September 24, 2010

Okay, well THAT'S a new one...

I realize I'm not the most non-descript person around--the combination of a boulder-like head, pile of Shoney's Big Boy hair on top, and being on the slightly husky side (in the mushy tub-o'-lard sense) all mean that I could pretty easily be picked out in a crowd.

This is me, striking a mock-serious pose that helps hide some of my double-chinned-ness:


(For comparison purposes...Shoney's Big Boy, boulders, and something smooth and creamy.)

So, having that sort of description, you'd think I'd never get that "Hey, you look like [insert name of handsome celebrity]" comment from people, but as a matter of fact, I do occasionally get a few comparisons.

Now, I think I bear a pretty good resemblance to a middle-aged Raymond Burr, but that's neither here nor there. We're talking about what other people say, after all.

A long time ago, I used to go to church with an old fellow who would tell me every Sunday (morning and evening) that I looked just like "Voice of the Crimson Tide" Eli Gold. (Eli used to have big hair, too.) Several other folks have made the comparison, too--especially when I imitate his voice and scream "WHITEKNUCKLEWEEKEND!!" (Which I try not to do very much.)

My kids, of all people, have several times mentioned that they think I look like local veteran Fox news anchor Scott Richards. (Shown here about ten years ago before he started slathering on the hair product.)

So, I have sorta gotten used to those comparisons. However, today I got a new one, and I think I'm insulted.

I was walking into the credit union to get a check cashed, and this happy bald guy (who himself looked like Michael Chiklis--or Don Rickles) comes bopping out and nods hello and brightly (and loudly) says, "HEY, YOU LOOK LIKE STEPHEN KING!!"


I was immediately tang-tongueled and managed to say something like, "Oh, okay, hi? THANKS!?" and walked on in the lobby, but I gotta say, it threw me.

Muppet-mouthed, weird-eyed, occasionally-beared, flop-haired Stephen King?

Now I'm just gonna feel all creepy and peculiar the rest of the day.

Posted by Terry Oglesby at September 24, 2010 02:30 PM

Well, Possum, take the notion and run.

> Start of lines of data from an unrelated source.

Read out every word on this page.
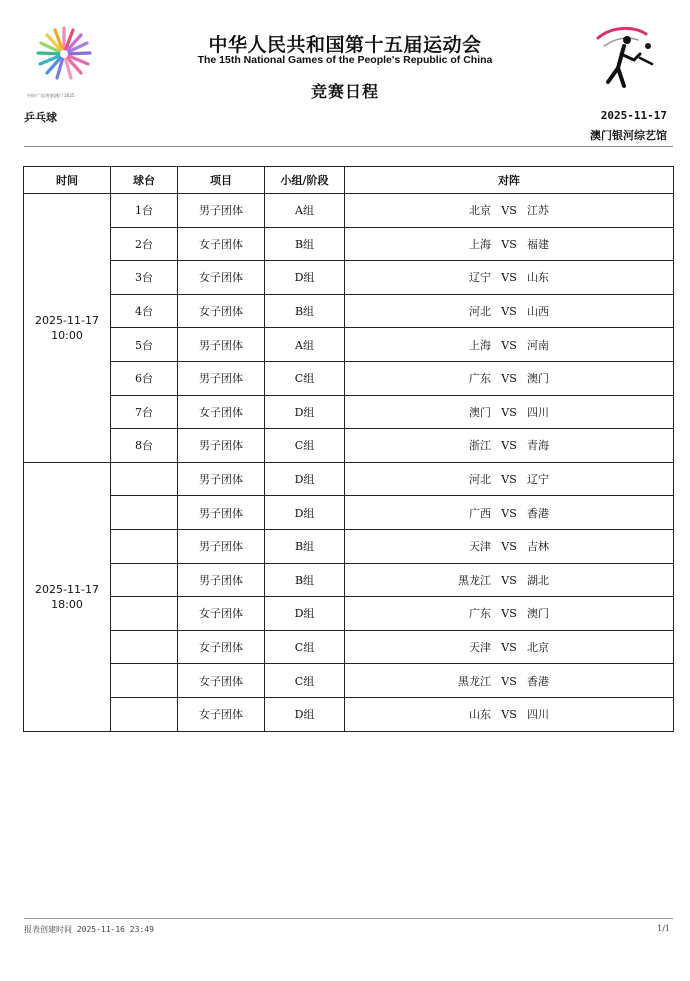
中国·广东|香港|澳门 2025
中华人民共和国第十五届运动会
The 15th National Games of the People's Republic of China
竞赛日程
乒乓球	2025-11-17
澳门银河综艺馆
时间	球台	项目	小组/阶段	对阵
2025-11-17
10:00	1台	男子团体	A组	北京 VS 江苏
	2台	女子团体	B组	上海 VS 福建
	3台	女子团体	D组	辽宁 VS 山东
	4台	女子团体	B组	河北 VS 山西
	5台	男子团体	A组	上海 VS 河南
	6台	男子团体	C组	广东 VS 澳门
	7台	女子团体	D组	澳门 VS 四川
	8台	男子团体	C组	浙江 VS 青海
2025-11-17
18:00		男子团体	D组	河北 VS 辽宁
		男子团体	D组	广西 VS 香港
		男子团体	B组	天津 VS 吉林
		男子团体	B组	黑龙江 VS 湖北
		女子团体	D组	广东 VS 澳门
		女子团体	C组	天津 VS 北京
		女子团体	C组	黑龙江 VS 香港
		女子团体	D组	山东 VS 四川
报表创建时间 2025-11-16 23:49	1/1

Impersonate King, go into his bank accounts, and send all the kids through graduate school.

He wouldn't miss the money.

Posted by: Janis Gore at September 24, 2010 06:22 PM

Hmmmm--maybe I could take him to my remote forest cabin and keep him against his will...

Posted by: Terry Oglesby at September 27, 2010 07:22 AM

You think Will Smith will play you in the movie based on this tense, action packed & pulse pounding set of observations? Us Possum Watchers would like your thoughts on 16:1 too, yet again.

Posted by: Chef Tony at September 27, 2010 10:53 PM

Tony! I am STILL at a loss for which particular "16:1" you're talking about!

Posted by: Terry Oglesby at September 28, 2010 07:18 AM

It's either gold to silver or how many of the bums we run out of DC each election. I for get which as I'm old (60 now) you know.

Posted by: Chef Tony at September 30, 2010 11:51 AM

You know, after a little Googling on the topic of "16:1", I once again came away surprised at how tame our politics are nowadays, despite all the hand-wringing from Concerned-Americans.